I also went to the Post office today to pick up a passport application form. Going to send that in a few days, to get me a new identity 😀 Asked at the chemist if I could get passport photos done there and they advised they don’t do them anymore because the post office was so strict on them, they do them now.
So will fill out the form, get all the paperwork together and head back down there – maybe today – not sure…..will see if I feel up to it…I did just remember that I forgot to get me some more cough mixture…(or as I like to call it – TORTURE). I hate the stuff hubby is making me take, but it works…I think he just likes seeing me squirm!! Senegar and ammonia or something….oh god it makes me want to hurl just thinking about it 🙂 Anyway, have to go back down the street and get some asap, I am sick of coughing to be honest. grumble grumble grumble.
Onto other things though, finally managed to corner the man and find out about our goals etc…..let’s just say he doesn’t think like I do, we may both me taurean and want stability, but I think he is more like a air sign, just blowing in the breeze…I wonder what his rising is…anyway…sorry off track….basically he has given me full blown decision making authority regarding us saving money and doing the things we want.
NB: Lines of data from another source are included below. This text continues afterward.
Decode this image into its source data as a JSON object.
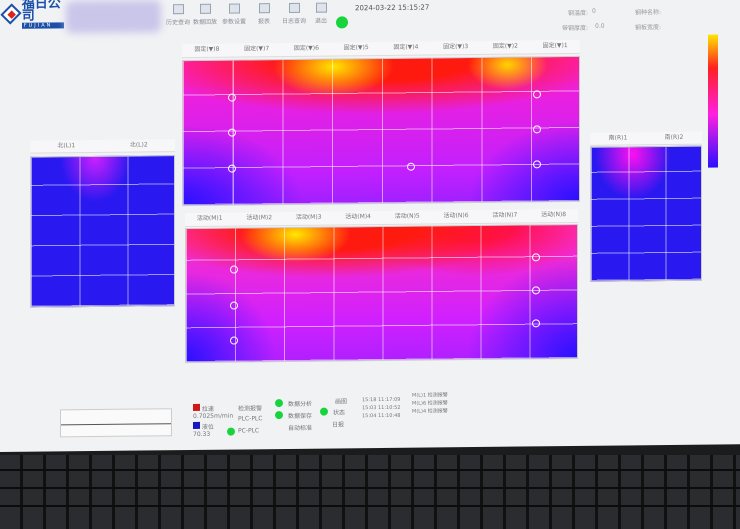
{
  "header": {
    "company": "福日公司",
    "company_sub": "FUJIAN",
    "datetime": "2024-03-22 15:15:27",
    "toolbar": [
      {
        "label": "历史查询",
        "icon": "history-icon"
      },
      {
        "label": "数据回放",
        "icon": "replay-icon"
      },
      {
        "label": "参数设置",
        "icon": "settings-icon"
      },
      {
        "label": "报表",
        "icon": "report-icon"
      },
      {
        "label": "日志查询",
        "icon": "log-icon"
      },
      {
        "label": "退出",
        "icon": "exit-icon"
      }
    ],
    "connection_color": "#18d43c",
    "fields": [
      {
        "label": "钢温度:",
        "value": "0"
      },
      {
        "label": "钢种名称:",
        "value": ""
      },
      {
        "label": "带钢厚度:",
        "value": "0.0"
      },
      {
        "label": "钢板宽度:",
        "value": ""
      }
    ]
  },
  "top_map": {
    "labels": [
      "固定(▼)8",
      "固定(▼)7",
      "固定(▼)6",
      "固定(▼)5",
      "固定(▼)4",
      "固定(▼)3",
      "固定(▼)2",
      "固定(▼)1"
    ]
  },
  "bottom_map": {
    "labels": [
      "活动(M)1",
      "活动(M)2",
      "活动(M)3",
      "活动(M)4",
      "活动(N)5",
      "活动(N)6",
      "活动(N)7",
      "活动(N)8"
    ]
  },
  "left_map": {
    "labels": [
      "北(L)1",
      "北(L)2"
    ]
  },
  "right_map": {
    "labels": [
      "南(R)1",
      "南(R)2"
    ]
  },
  "colorbar": {
    "colors": [
      "#ffe600",
      "#ff2020",
      "#ff20e0",
      "#2a10ff"
    ]
  },
  "status": {
    "speed_label": "拉速",
    "speed_value": "0.7025m/min",
    "level_label": "液位",
    "level_value": "70.33",
    "speed_color": "#d01818",
    "level_color": "#1818c0",
    "items": [
      "检测报警",
      "PLC-PLC",
      "PC-PLC",
      "数据分析",
      "数据保存",
      "自动标准",
      "画图",
      "状态",
      "日报"
    ],
    "log": [
      "15:18 11:17:09",
      "15:03 11:10:52",
      "15:04 11:10:48"
    ],
    "log_msgs": [
      "M(L)1 检测报警",
      "M(L)6 检测报警",
      "M(L)4 检测报警"
    ]
  }
}
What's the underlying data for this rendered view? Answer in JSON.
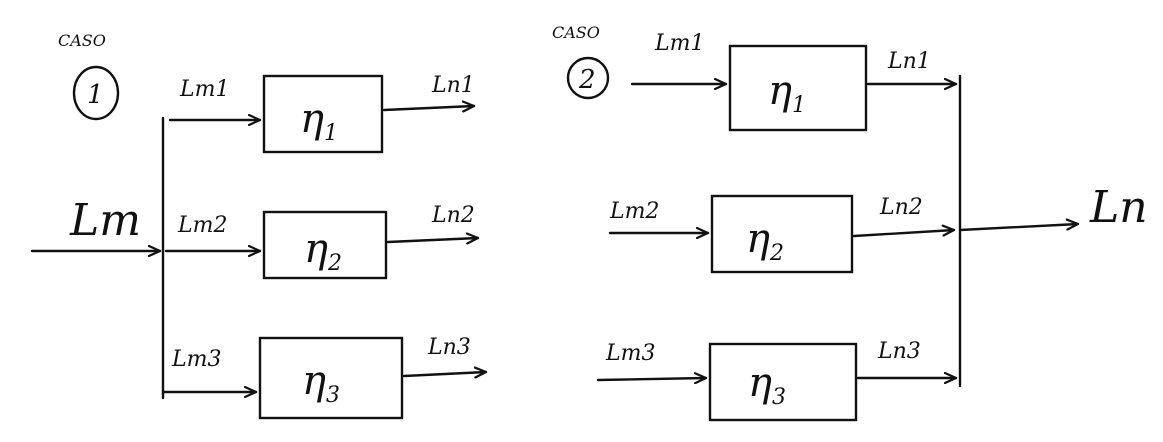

Essentially he doesn’t think more than a few months (maybe) ahead – and I can understand why given the circumstances of his upbringing and not thinking he would ever be in a position to have a future he needed to be thinking of.
So we do want the same things, but we have just been living month to month basically and now I know why we can start to change that. We both are to blame for that and I am not upset about it, just aware now of what has to change. So whilst we do want the same things I am going to have to be the one that pushes it and changes the current state.
I am not one of these people that wants to save money just to have money, I certainly don’t want to die with money stashed away like some savings junkie, but I would like to be able to save money, spend it on whatever I was saving it for then start again. Ultimately my plan is to have a term deposit just clocking over with funds separate to the actual savings….that’s in about 8 years – ultimate goal..yeah baby, that way once we retire we do have a constant income stream almost – if we have managed to build the term deposit up enough 🙂
For the interim, I get to put money aside each fortnight and then just tell hubby how much we have leftover for spending….easy done 🙂 Love it…then once we have enough for whatever the goal is we organise it. For example, last night I was trying to convince the hubby we should go away early next year – Jan – Mar for a quick 8 day holiday, you know somewhere nice and relaxed like Hawaii…the airfares to get there are so cheap and hotels really aren’t that badly priced – We could do it for about $6000 in total and I don’t think that is horrific, shame neither of us actually qualify as students though…then we could get even cheaper deals. maybe I could get it cheaper, but like i said I was only looking very quickly whilst waiting for my uni sites to load etc…
The issue with going overseas is still that I have to lose weight before I want to even consider it. I want to be able to go hiking, sit in an aeroplane, feel comfortable doing the beach thing etc. Just as an example there is a dormant volcano on one of the islands – maui maybe?? is that right? anyway you get to hike up there and then ride a bike back down, and I want to be able to do that. I am not saying I have to be perfect weight range, but I do want to know I am capable of doing that – and currently there is no way!
Yeah even though I am studying a full time load, I am not considered a student as I am not attending a university and I don’t get a student card from an actual uni. It’s stupid and I think should be re-evaluated by whichever powers determine that, but honestly it is sometimes just not worth fighting 😀
Anyway I am going to try and locate my paperwork and fill out my passport form. Chat to you all later.